Response to the Church of England House of Bishops’ Statement on Living in Love and Faith
OneBodyOneFaith expresses deep sadness, frustration and disappointment at the House of Bishops’ statement on Living in Love and Faith.
After years of consultation, testimony, theological reflection and the lived witness of LGBT+ Christians, the bishops have once again chosen delay over justice and process over people. Their statement contains words of apology and acknowledgement of harm, but it offers no meaningful change to the unequal treatment of LGBT+ people within the Church of England.
The House of Bishops admits that many LGBT+ people now feel less welcome in the Church than they did three years ago. That is not an unfortunate side effect of discernment. It is the direct result of leadership that has repeatedly raised hopes and then withdrawn them. Apologies without structural change do not heal wounds. They deepen them.
We are particularly dismayed that the bishops have once again refused to move on the two issues that matter most to LGBT+ Christians: the celebration and blessing of same-sex marriage and equal access to ordained ministry. Clergy in same sex marriages remain barred from new appointments. Candidates for ordination in same sex marriages remain excluded. Same sex couples remain unable to marry in their parish churches.
Instead, the Church of England is offered another working group, another two-year timetable, and another cycle of uncertainty. For LGBT+ people, whose lives and relationships are not theoretical, this is not pastoral care. It is institutional cruelty dressed up as caution.
The bishops speak of being a generous and welcoming Church. But generosity that is optional, and welcome that is only available to straight people, is not the Gospel. The continued refusal to recognise LGBT+ relationships and vocations as fully equal communicates a clear message: you may belong, but you will never truly be the same.
OneBodyOneFaith exists to support and advocate for all LGBT+ Christians. We hear daily from people who are exhausted, demoralised and spiritually wounded by this prolonged process. Some are leaving. Some are being forced out. Some are simply losing hope.

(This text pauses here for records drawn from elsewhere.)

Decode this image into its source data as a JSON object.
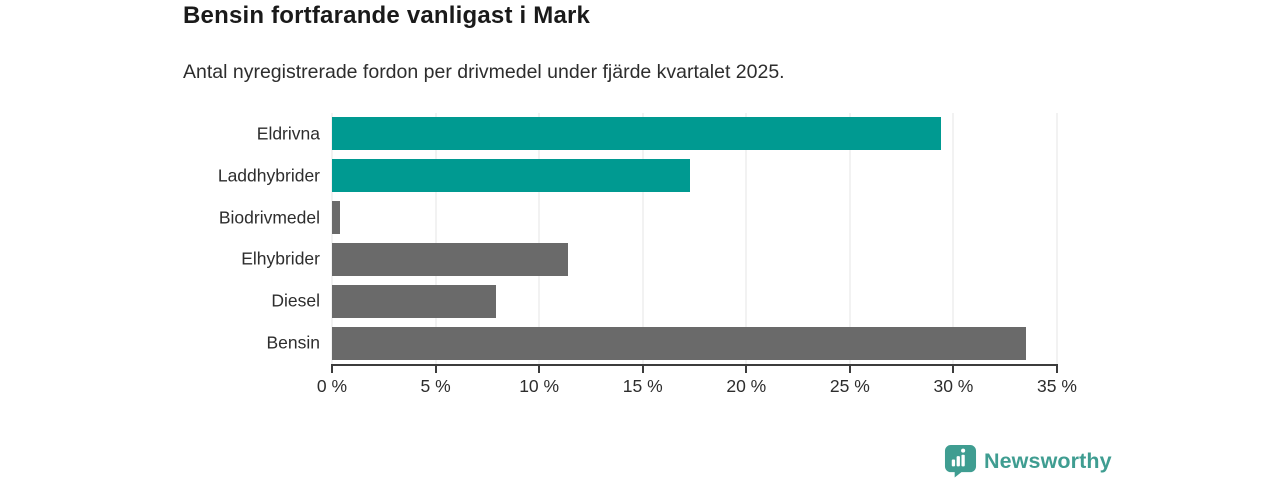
{
  "header": {
    "title": "Bensin fortfarande vanligast i Mark",
    "subtitle": "Antal nyregistrerade fordon per drivmedel under fjärde kvartalet 2025."
  },
  "chart_data": {
    "type": "bar",
    "orientation": "horizontal",
    "title": "Bensin fortfarande vanligast i Mark",
    "subtitle": "Antal nyregistrerade fordon per drivmedel under fjärde kvartalet 2025.",
    "xlabel": "",
    "ylabel": "",
    "categories": [
      "Eldrivna",
      "Laddhybrider",
      "Biodrivmedel",
      "Elhybrider",
      "Diesel",
      "Bensin"
    ],
    "values": [
      29.4,
      17.3,
      0.4,
      11.4,
      7.9,
      33.5
    ],
    "unit": "%",
    "xlim": [
      0,
      35
    ],
    "x_tick_values": [
      0,
      5,
      10,
      15,
      20,
      25,
      30,
      35
    ],
    "x_tick_labels": [
      "0 %",
      "5 %",
      "10 %",
      "15 %",
      "20 %",
      "25 %",
      "30 %",
      "35 %"
    ],
    "grid": true,
    "legend": false,
    "bar_colors": [
      "#009a91",
      "#009a91",
      "#6a6a6a",
      "#6a6a6a",
      "#6a6a6a",
      "#6a6a6a"
    ]
  },
  "colors": {
    "highlight_teal": "#009a91",
    "neutral_gray": "#6a6a6a",
    "gridline": "#e4e4e4",
    "axis": "#3c3c3c",
    "title_text": "#1a1a1a",
    "body_text": "#2d2d2d",
    "brand_teal": "#3f9d91"
  },
  "footer": {
    "brand": "Newsworthy",
    "logo_icon": "speech-bubble-bar-chart-icon"
  }
}
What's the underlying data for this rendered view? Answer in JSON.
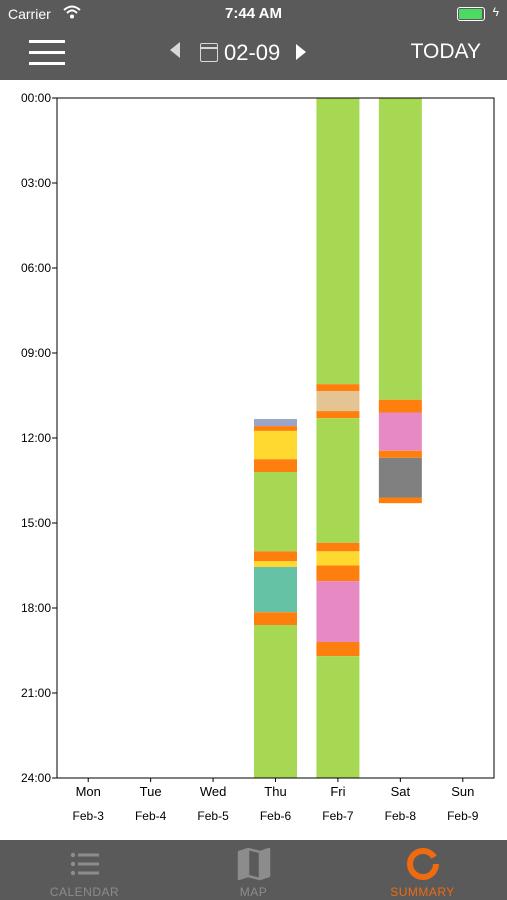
{
  "status": {
    "carrier": "Carrier",
    "time": "7:44 AM",
    "battery_level": 1.0
  },
  "nav": {
    "date": "02-09",
    "today_label": "TODAY"
  },
  "chart_data": {
    "type": "bar",
    "ylim": [
      "00:00",
      "24:00"
    ],
    "yticks": [
      "00:00",
      "03:00",
      "06:00",
      "09:00",
      "12:00",
      "15:00",
      "18:00",
      "21:00",
      "24:00"
    ],
    "days": [
      {
        "day": "Mon",
        "date": "Feb-3",
        "segments": []
      },
      {
        "day": "Tue",
        "date": "Feb-4",
        "segments": []
      },
      {
        "day": "Wed",
        "date": "Feb-5",
        "segments": []
      },
      {
        "day": "Thu",
        "date": "Feb-6",
        "segments": [
          {
            "start": 11.33,
            "end": 11.58,
            "color": "#9aa5c8"
          },
          {
            "start": 11.58,
            "end": 11.75,
            "color": "#ff7f0e"
          },
          {
            "start": 11.75,
            "end": 12.75,
            "color": "#ffd92f"
          },
          {
            "start": 12.75,
            "end": 13.2,
            "color": "#ff7f0e"
          },
          {
            "start": 13.2,
            "end": 16.0,
            "color": "#a6d854"
          },
          {
            "start": 16.0,
            "end": 16.35,
            "color": "#ff7f0e"
          },
          {
            "start": 16.35,
            "end": 16.55,
            "color": "#ffd92f"
          },
          {
            "start": 16.55,
            "end": 18.15,
            "color": "#66c2a5"
          },
          {
            "start": 18.15,
            "end": 18.6,
            "color": "#ff7f0e"
          },
          {
            "start": 18.6,
            "end": 24.0,
            "color": "#a6d854"
          }
        ]
      },
      {
        "day": "Fri",
        "date": "Feb-7",
        "segments": [
          {
            "start": 0.0,
            "end": 10.1,
            "color": "#a6d854"
          },
          {
            "start": 10.1,
            "end": 10.35,
            "color": "#ff7f0e"
          },
          {
            "start": 10.35,
            "end": 11.05,
            "color": "#e5c494"
          },
          {
            "start": 11.05,
            "end": 11.3,
            "color": "#ff7f0e"
          },
          {
            "start": 11.3,
            "end": 15.7,
            "color": "#a6d854"
          },
          {
            "start": 15.7,
            "end": 16.0,
            "color": "#ff7f0e"
          },
          {
            "start": 16.0,
            "end": 16.5,
            "color": "#ffd92f"
          },
          {
            "start": 16.5,
            "end": 17.05,
            "color": "#ff7f0e"
          },
          {
            "start": 17.05,
            "end": 19.2,
            "color": "#e78ac3"
          },
          {
            "start": 19.2,
            "end": 19.7,
            "color": "#ff7f0e"
          },
          {
            "start": 19.7,
            "end": 24.0,
            "color": "#a6d854"
          }
        ]
      },
      {
        "day": "Sat",
        "date": "Feb-8",
        "segments": [
          {
            "start": 0.0,
            "end": 10.65,
            "color": "#a6d854"
          },
          {
            "start": 10.65,
            "end": 11.1,
            "color": "#ff7f0e"
          },
          {
            "start": 11.1,
            "end": 12.45,
            "color": "#e78ac3"
          },
          {
            "start": 12.45,
            "end": 12.7,
            "color": "#ff7f0e"
          },
          {
            "start": 12.7,
            "end": 14.1,
            "color": "#808080"
          },
          {
            "start": 14.1,
            "end": 14.3,
            "color": "#ff7f0e"
          }
        ]
      },
      {
        "day": "Sun",
        "date": "Feb-9",
        "segments": []
      }
    ]
  },
  "tabs": [
    {
      "label": "CALENDAR",
      "icon": "list-icon",
      "active": false
    },
    {
      "label": "MAP",
      "icon": "map-icon",
      "active": false
    },
    {
      "label": "SUMMARY",
      "icon": "ring-icon",
      "active": true
    }
  ],
  "colors": {
    "bar_gray": "#5a5a5a",
    "accent": "#f06a10"
  }
}
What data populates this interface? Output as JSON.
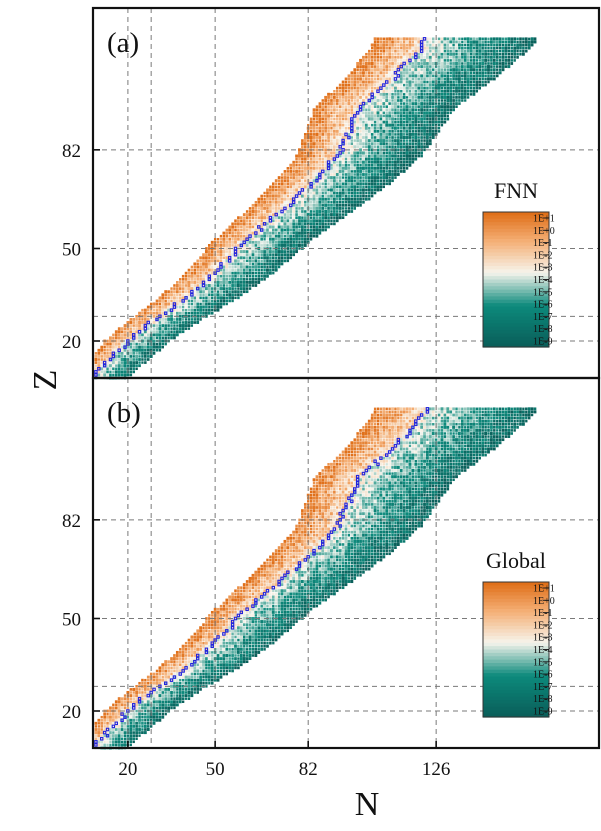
{
  "chart_data": [
    {
      "type": "heatmap",
      "panel_label": "(a)",
      "colorbar_title": "FNN",
      "colorbar_ticks": [
        "1E+1",
        "1E+0",
        "1E-1",
        "1E-2",
        "1E-3",
        "1E-4",
        "1E-5",
        "1E-6",
        "1E-7",
        "1E-8",
        "1E-9"
      ],
      "colorbar_scale": "log",
      "ylabel": "Z",
      "yticks": [
        20,
        50,
        82
      ],
      "xlim": [
        8,
        182
      ],
      "ylim": [
        8,
        128
      ],
      "magic_numbers_x": [
        20,
        28,
        50,
        82,
        126
      ],
      "magic_numbers_y": [
        20,
        28,
        50,
        82
      ],
      "grid": "dashed at magic numbers",
      "stable_nuclei_marker": "blue open squares"
    },
    {
      "type": "heatmap",
      "panel_label": "(b)",
      "colorbar_title": "Global",
      "colorbar_ticks": [
        "1E+1",
        "1E+0",
        "1E-1",
        "1E-2",
        "1E-3",
        "1E-4",
        "1E-5",
        "1E-6",
        "1E-7",
        "1E-8",
        "1E-9"
      ],
      "colorbar_scale": "log",
      "xlabel": "N",
      "ylabel": "Z",
      "xticks": [
        20,
        50,
        82,
        126
      ],
      "yticks": [
        20,
        50,
        82
      ],
      "xlim": [
        8,
        182
      ],
      "ylim": [
        8,
        128
      ],
      "magic_numbers_x": [
        20,
        28,
        50,
        82,
        126
      ],
      "magic_numbers_y": [
        20,
        28,
        50,
        82
      ],
      "grid": "dashed at magic numbers",
      "stable_nuclei_marker": "blue open squares"
    }
  ],
  "colors": {
    "high": "#e0701a",
    "mid": "#f6f4ec",
    "low": "#0c8a7c",
    "lowest": "#0a5f5a",
    "stable": "#2323dc",
    "grid": "#7a7a7a"
  }
}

We call on the House of Bishops to recognise that leadership is not about managing disagreement indefinitely. It is about naming injustice and ending it. The Church of England now stands at a crossroads. It can continue to defer equality in the name of unity, or it can choose the costly, liberating truth of the Gospel. The examples of the Scottish Episcopal Church, the Church in Wales as well as Quakers, United Reformed and Methodists among others powerfully demonstrate that a different way is possible where there is the courage to take it.
We remain committed to a Church in which LGBT+ people are fully equal, fully loved, and fully able to live out their faith, relationships and vocations without fear or limitation. This statement from the House of Bishops does not bring that Church any closer.